集団的な自衛の策の行使へ(大藤園の虐待を考える)

憲法は「その国の権力者が守るものであり、どんな権力も、憲法の規定に従って統治しなければなりません。この原理を立憲主義といっています」(池上彰・超訳日本国憲法・新潮社)とある。

昨今の安倍総理大臣の集団的自衛権の拡大解釈には、如何せん納得出来ない我が思考回路であるが、賛成派の皆さんからすれば北朝鮮、中国の唯我独尊のふるまい、またISの悲惨を飛散させるニュース映像を繰り返し、繰り返し記憶すると、「イケイケどんどん」の過去の猛省によって生まれた平和憲法の崇高さは時代遅れの遺物になってしまったということかも知れない。そんな大きなご時世から身近のご時世の話に移ることにする。山口県下関市の知的障害者施設「大藤園」の利用者虐待事件である。

極悪度を火山噴火レベル的な5段階で例えれば・・・
レベル1からレベル5とすれば1「潜在」、2「予兆」、3「心配」、4「危険」、5「虐待」となろうか?

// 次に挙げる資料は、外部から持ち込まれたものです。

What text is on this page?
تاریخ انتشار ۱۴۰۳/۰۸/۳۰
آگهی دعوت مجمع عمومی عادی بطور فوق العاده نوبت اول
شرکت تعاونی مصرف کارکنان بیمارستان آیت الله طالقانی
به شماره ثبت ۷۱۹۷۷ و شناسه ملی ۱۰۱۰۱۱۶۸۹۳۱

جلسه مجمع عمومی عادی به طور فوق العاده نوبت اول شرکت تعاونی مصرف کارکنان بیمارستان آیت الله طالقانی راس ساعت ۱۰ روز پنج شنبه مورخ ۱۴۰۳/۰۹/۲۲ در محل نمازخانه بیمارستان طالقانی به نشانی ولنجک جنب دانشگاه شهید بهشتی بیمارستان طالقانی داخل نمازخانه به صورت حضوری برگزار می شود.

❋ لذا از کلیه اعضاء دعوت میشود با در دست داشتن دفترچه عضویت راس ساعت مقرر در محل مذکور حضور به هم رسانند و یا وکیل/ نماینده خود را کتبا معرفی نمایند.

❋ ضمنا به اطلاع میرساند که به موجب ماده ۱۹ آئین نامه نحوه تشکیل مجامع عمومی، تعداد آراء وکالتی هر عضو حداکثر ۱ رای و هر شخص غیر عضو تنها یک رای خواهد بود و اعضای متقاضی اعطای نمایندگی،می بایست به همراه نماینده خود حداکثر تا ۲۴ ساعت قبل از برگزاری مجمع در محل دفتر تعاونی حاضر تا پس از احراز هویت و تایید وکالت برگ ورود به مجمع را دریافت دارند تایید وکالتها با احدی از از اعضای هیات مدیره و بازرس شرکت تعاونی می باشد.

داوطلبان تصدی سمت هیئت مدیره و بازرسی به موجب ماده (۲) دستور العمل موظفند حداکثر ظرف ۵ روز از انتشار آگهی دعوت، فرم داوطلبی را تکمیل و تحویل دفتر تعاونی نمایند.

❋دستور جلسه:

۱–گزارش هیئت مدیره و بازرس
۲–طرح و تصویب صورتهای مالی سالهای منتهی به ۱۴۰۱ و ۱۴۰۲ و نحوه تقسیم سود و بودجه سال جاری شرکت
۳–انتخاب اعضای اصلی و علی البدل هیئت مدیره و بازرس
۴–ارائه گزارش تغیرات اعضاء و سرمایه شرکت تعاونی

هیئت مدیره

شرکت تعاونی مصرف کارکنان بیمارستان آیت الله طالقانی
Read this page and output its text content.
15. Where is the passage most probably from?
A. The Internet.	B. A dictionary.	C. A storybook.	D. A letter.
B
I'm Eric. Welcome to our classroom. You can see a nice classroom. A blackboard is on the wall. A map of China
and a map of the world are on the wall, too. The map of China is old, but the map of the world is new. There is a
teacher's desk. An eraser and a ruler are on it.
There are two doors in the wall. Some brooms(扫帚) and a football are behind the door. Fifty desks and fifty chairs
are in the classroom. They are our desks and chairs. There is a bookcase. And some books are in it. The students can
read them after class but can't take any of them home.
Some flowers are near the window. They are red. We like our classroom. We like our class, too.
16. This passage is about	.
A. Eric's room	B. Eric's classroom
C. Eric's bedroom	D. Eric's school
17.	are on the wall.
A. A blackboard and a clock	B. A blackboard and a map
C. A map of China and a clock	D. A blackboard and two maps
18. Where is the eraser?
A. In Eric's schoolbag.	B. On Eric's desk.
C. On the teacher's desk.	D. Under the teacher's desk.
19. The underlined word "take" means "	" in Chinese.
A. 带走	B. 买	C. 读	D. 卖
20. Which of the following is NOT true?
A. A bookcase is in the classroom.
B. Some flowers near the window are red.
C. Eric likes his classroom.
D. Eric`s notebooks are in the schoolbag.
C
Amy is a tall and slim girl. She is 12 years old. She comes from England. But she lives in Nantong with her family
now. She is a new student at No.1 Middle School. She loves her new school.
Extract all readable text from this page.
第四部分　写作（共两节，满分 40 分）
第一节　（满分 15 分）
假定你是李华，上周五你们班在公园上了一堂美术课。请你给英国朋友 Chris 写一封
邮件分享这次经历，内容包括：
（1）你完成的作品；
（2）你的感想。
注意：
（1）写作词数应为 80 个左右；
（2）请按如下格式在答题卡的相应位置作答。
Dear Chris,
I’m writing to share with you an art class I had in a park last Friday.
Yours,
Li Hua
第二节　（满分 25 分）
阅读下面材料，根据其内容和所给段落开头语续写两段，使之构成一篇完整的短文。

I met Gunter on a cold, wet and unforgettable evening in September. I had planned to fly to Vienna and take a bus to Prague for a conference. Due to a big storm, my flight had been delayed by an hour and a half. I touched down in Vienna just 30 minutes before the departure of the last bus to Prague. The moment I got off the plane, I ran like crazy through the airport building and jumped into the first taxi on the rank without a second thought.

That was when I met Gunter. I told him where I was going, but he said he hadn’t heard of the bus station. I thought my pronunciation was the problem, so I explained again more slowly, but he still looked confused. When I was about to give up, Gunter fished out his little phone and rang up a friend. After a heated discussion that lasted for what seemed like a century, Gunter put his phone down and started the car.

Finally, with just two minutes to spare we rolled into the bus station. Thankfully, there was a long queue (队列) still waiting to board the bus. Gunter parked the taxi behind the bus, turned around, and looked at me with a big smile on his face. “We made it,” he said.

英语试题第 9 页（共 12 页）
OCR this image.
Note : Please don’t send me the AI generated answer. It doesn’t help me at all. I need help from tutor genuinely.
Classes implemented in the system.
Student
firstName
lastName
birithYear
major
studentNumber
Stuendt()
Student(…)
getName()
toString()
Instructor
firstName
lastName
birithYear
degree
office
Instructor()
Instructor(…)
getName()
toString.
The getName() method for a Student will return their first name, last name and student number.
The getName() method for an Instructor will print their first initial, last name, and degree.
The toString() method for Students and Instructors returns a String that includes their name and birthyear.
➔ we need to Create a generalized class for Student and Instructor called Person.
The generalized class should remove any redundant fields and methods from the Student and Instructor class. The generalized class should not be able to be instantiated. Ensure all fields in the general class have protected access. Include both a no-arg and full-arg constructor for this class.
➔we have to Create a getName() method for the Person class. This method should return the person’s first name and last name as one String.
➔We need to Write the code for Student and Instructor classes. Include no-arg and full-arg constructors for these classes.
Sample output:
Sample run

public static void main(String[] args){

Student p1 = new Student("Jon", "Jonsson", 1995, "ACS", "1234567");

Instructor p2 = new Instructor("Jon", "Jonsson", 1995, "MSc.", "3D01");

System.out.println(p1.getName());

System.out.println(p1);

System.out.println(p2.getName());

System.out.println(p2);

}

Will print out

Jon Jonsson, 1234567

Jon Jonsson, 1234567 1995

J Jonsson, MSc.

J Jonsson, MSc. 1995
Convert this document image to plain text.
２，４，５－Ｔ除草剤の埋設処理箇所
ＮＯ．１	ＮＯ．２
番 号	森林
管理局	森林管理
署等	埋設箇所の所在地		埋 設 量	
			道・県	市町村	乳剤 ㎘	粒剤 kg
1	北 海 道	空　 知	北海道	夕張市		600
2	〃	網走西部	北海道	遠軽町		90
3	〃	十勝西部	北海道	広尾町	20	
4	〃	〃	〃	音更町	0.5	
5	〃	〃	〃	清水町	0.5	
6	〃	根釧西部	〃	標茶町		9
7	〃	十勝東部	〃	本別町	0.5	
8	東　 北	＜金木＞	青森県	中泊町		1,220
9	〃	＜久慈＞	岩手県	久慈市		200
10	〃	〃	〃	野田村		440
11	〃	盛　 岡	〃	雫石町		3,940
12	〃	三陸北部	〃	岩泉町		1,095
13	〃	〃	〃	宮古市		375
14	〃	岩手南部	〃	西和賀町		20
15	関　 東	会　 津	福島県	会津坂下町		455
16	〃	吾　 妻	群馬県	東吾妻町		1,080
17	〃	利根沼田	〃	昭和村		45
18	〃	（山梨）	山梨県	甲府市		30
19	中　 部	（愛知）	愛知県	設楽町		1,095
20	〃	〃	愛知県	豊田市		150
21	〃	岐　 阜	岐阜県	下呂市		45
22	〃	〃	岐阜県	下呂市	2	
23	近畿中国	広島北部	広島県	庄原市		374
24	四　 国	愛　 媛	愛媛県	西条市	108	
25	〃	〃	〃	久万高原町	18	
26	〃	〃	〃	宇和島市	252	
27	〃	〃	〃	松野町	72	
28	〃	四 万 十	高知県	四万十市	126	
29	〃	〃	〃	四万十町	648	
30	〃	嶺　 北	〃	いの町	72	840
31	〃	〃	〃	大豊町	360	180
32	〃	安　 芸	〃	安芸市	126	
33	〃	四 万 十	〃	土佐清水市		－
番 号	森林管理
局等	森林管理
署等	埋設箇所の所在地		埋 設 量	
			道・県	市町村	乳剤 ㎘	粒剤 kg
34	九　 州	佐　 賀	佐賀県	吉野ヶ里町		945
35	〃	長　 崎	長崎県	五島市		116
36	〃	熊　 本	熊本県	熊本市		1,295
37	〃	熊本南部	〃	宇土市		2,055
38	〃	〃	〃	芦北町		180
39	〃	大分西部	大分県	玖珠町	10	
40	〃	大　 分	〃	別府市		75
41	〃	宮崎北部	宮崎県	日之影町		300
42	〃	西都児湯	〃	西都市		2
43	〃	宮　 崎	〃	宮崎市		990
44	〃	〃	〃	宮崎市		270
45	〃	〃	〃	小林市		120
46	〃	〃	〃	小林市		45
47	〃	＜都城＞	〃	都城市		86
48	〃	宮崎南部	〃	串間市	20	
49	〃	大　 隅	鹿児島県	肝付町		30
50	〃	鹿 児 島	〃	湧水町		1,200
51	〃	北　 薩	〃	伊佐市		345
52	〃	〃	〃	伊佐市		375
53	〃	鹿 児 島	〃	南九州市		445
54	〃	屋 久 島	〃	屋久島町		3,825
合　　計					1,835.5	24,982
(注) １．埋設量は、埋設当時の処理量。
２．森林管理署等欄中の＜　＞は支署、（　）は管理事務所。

6月11日の朝日新聞の記事の見出しは、「障害者への虐待、施設で常態化か」、同日の毎日新聞は、「複数の障害者に暴行か」。読売新聞は、「市、「暴行映像」提出断られる。調査で把握できず」と切り口が違う。

要は虐待シーンがテレビに映し出され、ユーチューブで広がり、その悪質さが全国津々浦々に広まったということである。映像は衝撃的であった。

先のレベルに則れば・・・「危険」「虐待」という現場の中で内部告発者は悩んだ末に隠しカメラを仕掛けたということであろう。しかし、なぜにそこまで悪質化したのであろうか?「潜在」「予兆」「心配」と進む中で、自浄作用が働かなかったのだろうか?監督する行政、法人の理事長、当該園の施設長の責任は重大と言わざるを得ない。

どうも唯我独尊の北朝鮮のような体質に染まりやすいのが社会福祉法人の特殊性であり、最大の問題性ということかも知れない。法人立ち上げの崇高な志、また個人が法人を動かすという体質そのものが、時間とともに腐敗し、構造的な欠陥を露呈したということかも知れない。

ここは集団的な自衛の策の行使が必要と考える。武力ではなく、尽力をもってする多種多様な障害者福祉への人的投入であり、ネットワークの構築である。例えば、目される社会福祉法人改革であり、第三者評価または検証による利用者本位の自己選択、自己決定に根差した人権擁護体系の構築である。唯我独尊になりがちな法人構造、閉鎖的になりがちな施設構造への転ばぬ先の杖は、集団的な自衛の策の実行あるのみである。「他山の石」の教訓に従い、但しアラさがしにならぬよう気配りしつつ、切磋琢磨の日進月歩を広範に展開するということになろう。時代性を加味した構造改革は急務である。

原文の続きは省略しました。